Dtrace is able to overwrite the memory of the target process when a probe is enabled, and only then is assembly related to the tracing added to processing overhead.

The approach that eBPF on linux takes is similar, using uprobes to inform a process that it has a userspace probe enabled.

// TO DO add state diagrams for enabled/disabled flows of dtrace vs bpftrace, and how this maps to ruby

Powerful

Ideally, the values being probed should already be present in the execution context. Any code within the context of a probe will need to be executed each time it is fired.

If additional context needs to be gathered, this is possible through the use of ruby code. For instance, a code block can be passed to the tracepoint which is used as the wrapper code, which then yields the values to be fired. This allows for powerful dynamic tracing capabilities, being able to pull any relevant information in the execution context to deliver to the probe.

Safe

Where possible, table lookups or variables in local context should be preferred in order to gather the data to fire off in the probe. Any helper functions in ruby space should carefully describe their worst-case runtime complexity, and bound this at O(n), where n is a known small integer.

Latency tracer

Here's a demonstration of the latency tracer working end-to-end:

latencytracer.gif

Alternatives

Print statements and metrics

Ultimately, tracing is just a fancy printf in a lot of ways. If plain ol' puts and log statements get the job done with an acceptable performance overhead, use'm!
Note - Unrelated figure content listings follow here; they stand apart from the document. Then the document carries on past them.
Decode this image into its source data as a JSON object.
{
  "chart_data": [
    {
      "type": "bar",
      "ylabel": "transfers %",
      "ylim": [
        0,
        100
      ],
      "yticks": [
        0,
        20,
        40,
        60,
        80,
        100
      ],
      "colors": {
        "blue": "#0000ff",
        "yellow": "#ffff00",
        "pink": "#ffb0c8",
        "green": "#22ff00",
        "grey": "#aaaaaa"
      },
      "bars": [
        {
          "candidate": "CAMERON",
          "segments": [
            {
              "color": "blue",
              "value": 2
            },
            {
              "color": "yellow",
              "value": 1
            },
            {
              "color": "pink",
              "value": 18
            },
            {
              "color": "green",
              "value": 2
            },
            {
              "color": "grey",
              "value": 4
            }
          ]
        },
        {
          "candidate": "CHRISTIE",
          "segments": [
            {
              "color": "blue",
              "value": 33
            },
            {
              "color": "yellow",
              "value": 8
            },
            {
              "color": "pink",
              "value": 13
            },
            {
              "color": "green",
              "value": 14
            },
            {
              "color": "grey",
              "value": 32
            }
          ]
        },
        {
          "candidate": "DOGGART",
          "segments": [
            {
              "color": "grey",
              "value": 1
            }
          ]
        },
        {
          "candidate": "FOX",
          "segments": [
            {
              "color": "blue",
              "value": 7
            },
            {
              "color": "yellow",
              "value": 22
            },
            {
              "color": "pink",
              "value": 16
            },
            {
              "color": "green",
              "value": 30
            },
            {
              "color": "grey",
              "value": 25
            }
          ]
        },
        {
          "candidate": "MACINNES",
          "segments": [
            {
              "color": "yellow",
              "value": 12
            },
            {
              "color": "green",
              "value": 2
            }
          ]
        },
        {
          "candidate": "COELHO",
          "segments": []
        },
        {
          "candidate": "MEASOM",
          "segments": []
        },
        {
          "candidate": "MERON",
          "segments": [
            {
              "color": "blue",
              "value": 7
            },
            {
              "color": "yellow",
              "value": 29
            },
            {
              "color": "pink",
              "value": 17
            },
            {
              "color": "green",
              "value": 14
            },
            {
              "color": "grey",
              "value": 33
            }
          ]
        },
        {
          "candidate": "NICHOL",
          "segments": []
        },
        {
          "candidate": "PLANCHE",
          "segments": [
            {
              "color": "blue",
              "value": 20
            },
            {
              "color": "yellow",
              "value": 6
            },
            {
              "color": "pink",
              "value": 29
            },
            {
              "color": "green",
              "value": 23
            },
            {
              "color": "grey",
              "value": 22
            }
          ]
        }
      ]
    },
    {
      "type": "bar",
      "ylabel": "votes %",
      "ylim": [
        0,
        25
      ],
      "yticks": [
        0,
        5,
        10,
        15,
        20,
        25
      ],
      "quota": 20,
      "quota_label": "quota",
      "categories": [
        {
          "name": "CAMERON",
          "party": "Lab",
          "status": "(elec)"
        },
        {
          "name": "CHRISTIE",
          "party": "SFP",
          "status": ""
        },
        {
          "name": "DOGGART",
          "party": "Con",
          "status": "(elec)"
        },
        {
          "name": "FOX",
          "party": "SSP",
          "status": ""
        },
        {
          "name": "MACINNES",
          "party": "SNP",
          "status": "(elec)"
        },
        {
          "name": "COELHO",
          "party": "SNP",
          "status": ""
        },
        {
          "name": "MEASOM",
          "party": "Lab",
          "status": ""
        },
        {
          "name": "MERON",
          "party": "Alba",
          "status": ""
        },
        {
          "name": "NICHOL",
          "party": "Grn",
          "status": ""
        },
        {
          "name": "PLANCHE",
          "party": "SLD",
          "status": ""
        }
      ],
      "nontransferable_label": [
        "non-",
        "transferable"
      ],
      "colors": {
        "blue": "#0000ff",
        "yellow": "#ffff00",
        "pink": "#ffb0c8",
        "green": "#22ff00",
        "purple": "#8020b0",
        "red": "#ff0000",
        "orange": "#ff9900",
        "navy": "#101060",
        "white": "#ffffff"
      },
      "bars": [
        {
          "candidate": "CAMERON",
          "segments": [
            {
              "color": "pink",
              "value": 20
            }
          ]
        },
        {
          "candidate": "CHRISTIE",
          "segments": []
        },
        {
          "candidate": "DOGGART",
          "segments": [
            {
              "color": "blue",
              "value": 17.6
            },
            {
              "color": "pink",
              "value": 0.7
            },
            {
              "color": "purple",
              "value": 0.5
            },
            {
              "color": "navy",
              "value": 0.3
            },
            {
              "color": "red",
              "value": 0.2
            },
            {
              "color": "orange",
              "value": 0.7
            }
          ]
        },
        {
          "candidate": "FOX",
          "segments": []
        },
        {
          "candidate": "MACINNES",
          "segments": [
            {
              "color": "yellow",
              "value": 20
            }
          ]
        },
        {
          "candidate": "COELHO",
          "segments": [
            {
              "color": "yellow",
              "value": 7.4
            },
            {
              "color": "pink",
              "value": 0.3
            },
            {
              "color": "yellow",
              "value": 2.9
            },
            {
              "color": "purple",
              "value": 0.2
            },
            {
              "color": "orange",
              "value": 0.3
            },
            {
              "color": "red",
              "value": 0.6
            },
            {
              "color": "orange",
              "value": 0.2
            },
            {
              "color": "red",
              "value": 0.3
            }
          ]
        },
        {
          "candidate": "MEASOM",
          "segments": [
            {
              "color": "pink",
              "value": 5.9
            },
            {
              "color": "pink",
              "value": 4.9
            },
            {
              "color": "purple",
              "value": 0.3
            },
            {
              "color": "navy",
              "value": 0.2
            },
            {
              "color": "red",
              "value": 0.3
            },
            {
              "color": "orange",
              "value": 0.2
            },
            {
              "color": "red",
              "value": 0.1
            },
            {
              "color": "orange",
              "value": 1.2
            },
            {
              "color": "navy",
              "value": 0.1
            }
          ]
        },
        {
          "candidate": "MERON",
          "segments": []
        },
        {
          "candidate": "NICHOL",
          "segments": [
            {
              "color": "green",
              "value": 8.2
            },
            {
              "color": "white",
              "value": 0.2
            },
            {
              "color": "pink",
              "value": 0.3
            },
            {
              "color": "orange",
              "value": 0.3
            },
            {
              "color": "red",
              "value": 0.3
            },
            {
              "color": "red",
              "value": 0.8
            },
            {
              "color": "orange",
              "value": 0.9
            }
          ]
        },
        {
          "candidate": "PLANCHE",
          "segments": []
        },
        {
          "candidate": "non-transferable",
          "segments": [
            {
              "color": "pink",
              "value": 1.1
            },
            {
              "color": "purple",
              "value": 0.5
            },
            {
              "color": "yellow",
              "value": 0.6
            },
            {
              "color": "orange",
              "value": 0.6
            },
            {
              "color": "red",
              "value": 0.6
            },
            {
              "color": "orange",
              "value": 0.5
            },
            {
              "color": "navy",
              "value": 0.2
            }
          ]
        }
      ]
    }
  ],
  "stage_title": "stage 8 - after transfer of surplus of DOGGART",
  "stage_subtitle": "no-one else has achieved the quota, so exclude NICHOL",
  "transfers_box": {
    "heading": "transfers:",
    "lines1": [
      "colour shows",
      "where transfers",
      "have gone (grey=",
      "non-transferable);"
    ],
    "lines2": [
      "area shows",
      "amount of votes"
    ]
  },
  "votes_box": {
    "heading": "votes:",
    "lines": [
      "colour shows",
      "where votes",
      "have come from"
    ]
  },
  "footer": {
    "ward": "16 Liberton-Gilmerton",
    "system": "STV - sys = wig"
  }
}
The same is true for metrics, if you have something like statsd that might be a better way to get the data you're looking for.

This type of tracing access at performance analysis, as you can easily generate latency histograms and perform other aggregation functions on scalar data.

Ruby tracing

Ruby has its own tracing support, but it theoretically has a higher overhead as requires running logic on every function call.

USDT tracing should solve this, by explicitly registering trace points and only adding complexity and extra instructions to execute if the tracepoint is actually enabled.

Ruby dtrace hooks

Ruby provides its own built-in dtrace probes, which can be used similarly to ruby's built-in tracing, to simply probe all executed functions. This has the same issue of running on every function, instead of just the ones you want, but it's really great for simple invocations:

bpftrace -e 'usdt::ruby:method__entry { @[str(arg1)]++ }' -p ${UNICORN_PID}

ruby-usdt

https://github.com/thekvn/ruby-usdt

This repo provides much of the inspiration for this project, but it appears lost to the sands of time.

We wrap a newer version of libusdt, and support both Darwin and Linux.

libusdt

https://github.com/chrisa/libusdt

This is used by this project to provide Darwin support, but libusdt doesn't support linux.

Works by writing a dof note dynamically into the processes heap.

libstapsdt

https://github.com/sthima/libstapsdt

This is used by this project to provide Linux support, but libusdt doesn't support Darwin.

Works by writing a ELF note to a stub library, and dlopen'ing it.

lttng-ust

There is an existing (apparently unmaintained) gem for ruby that utilizes lttng's userspace support.

It is possible that this could provide improved performance by way of lover overhead as compared to USDT probes. We may support lttng-ust probes in the future, as they appear to conform to the same interface. They could be used instead of USDT probes for linux.

lttng-ust does tracing 100% in userspace, as opposed to uprobes which are executed within a kernel context. It may be worthwile to benchmark agints lttng-ust libraries, to ascertain what the magnitude of the difference is overhead is, particularly if USDT probe overhead becomes observable and detrimental.